Even stranger, it’s now a cyclical parody of itself. In Higgins’ seasons, twins Emily and Haley Ferguson’s listed occupations were “twins.” One woman in the premiere that year was labeled a chicken enthusiast. Many women are dental hygienists, much to the dismay of an actual dental hygienist who claimed the show “[marginalized]” women in that trade. This year, the series seems to have checked itself—everyone wants to be Taken Seriously Like An Adult for 36-Year-Old Real Estate Man Arie—or the producers just caught that it’s a little silly to minimize women to whatever occupation will be the most viral. Or that hat trick got old.
But despite all the warped, recurrent behaviors on this show that, honestly, are starting to feel like they belong in a Black Mirror episode, one of my favorite facts about The Bachelor is purely a statistic. Even if just by a margin, Bachelorettes have had greater success than Bachelors in selecting partners who can last beyond the press cycle. (Theory: Most men are terrible.) I wonder if part of the allure in 2018 is not seeing who will end up with Arie—the salt and pepper potato pillow is not the ultimate catch!—but who will be the real winner by not “winning,” only to be featured on The Bachelorette, only to call out inappropriate behavior of the men in their season, only to emerge the hero in this bullshit cycle. The best thing we got from Nick Viall’s season was Rachel Lindsay, a woman who made literal history by being the first black Bachelorette…14 years after Trista Sutter’s premiere season.
“Women ultimately emerge the heroes of a story that was originally
about a man looking for love.”
The bizarre, but now familiar, formula is so predictable that it’s somewhat comforting in a time rocked by instability and insecurity—but it’s also satisfying when it catches us off guard when the women it didn’t want to succeed subvert the narrative. When unlikely heroines like Corinne Olympios who blatantly give zero fucks become internet heroes. Or when the Ferguson sisters coming out the other end with their own damn TV show. These paths are predictable for reality TV stars—viral fame or another spinoff show or, you know, #ads—but women ultimately emerge the heroes of a story that was originally about a man looking for love. Maybe it’s about women looking to fuck up the predictable story of a dude…or women realizing that the narrative ABC is selling—that the ultimate happy ending is being chosen by a man—is completely fallacious.

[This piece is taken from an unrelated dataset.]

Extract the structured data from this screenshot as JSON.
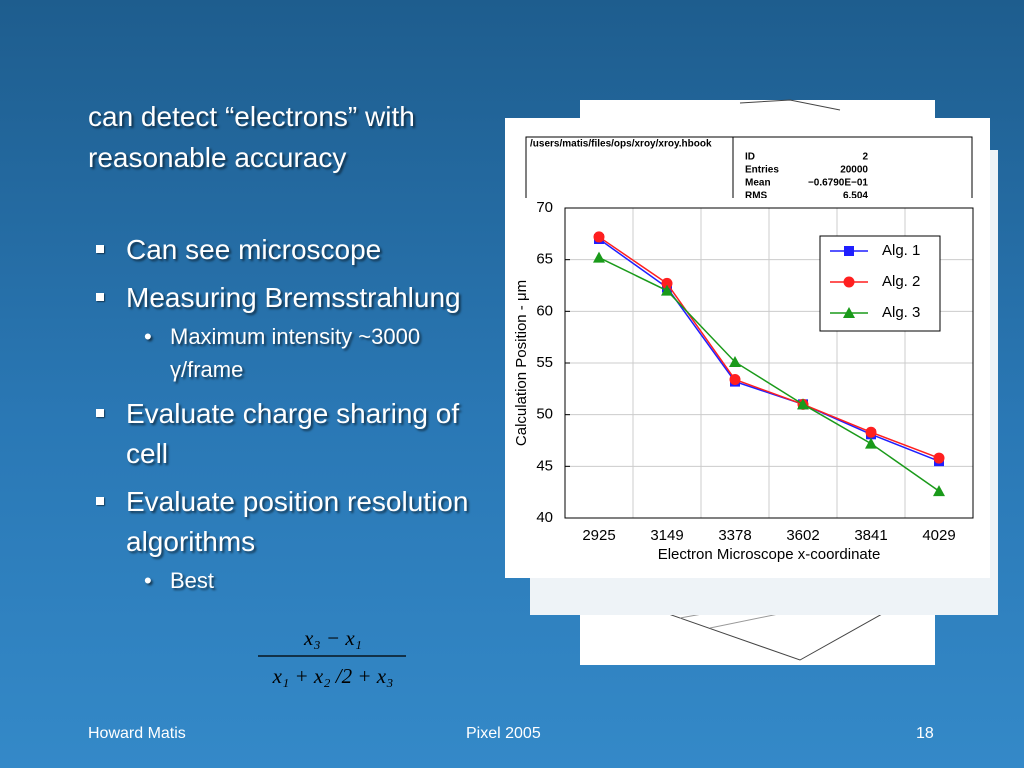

Of course, there’s got to be a better way to let women be the stars of their own stories outside of a tired “true love” narrative that barely anybody believes, but ABC likely sees no reason: We’re watching. And when Twitter reliably fires up its #bachelor tweets on Monday nights, there’s a camaraderie of women banding together, which is appealing in of itself. In part, we keep watching because we’re all asking the same questions (why), and rejoicing together when the women ultimately succeed.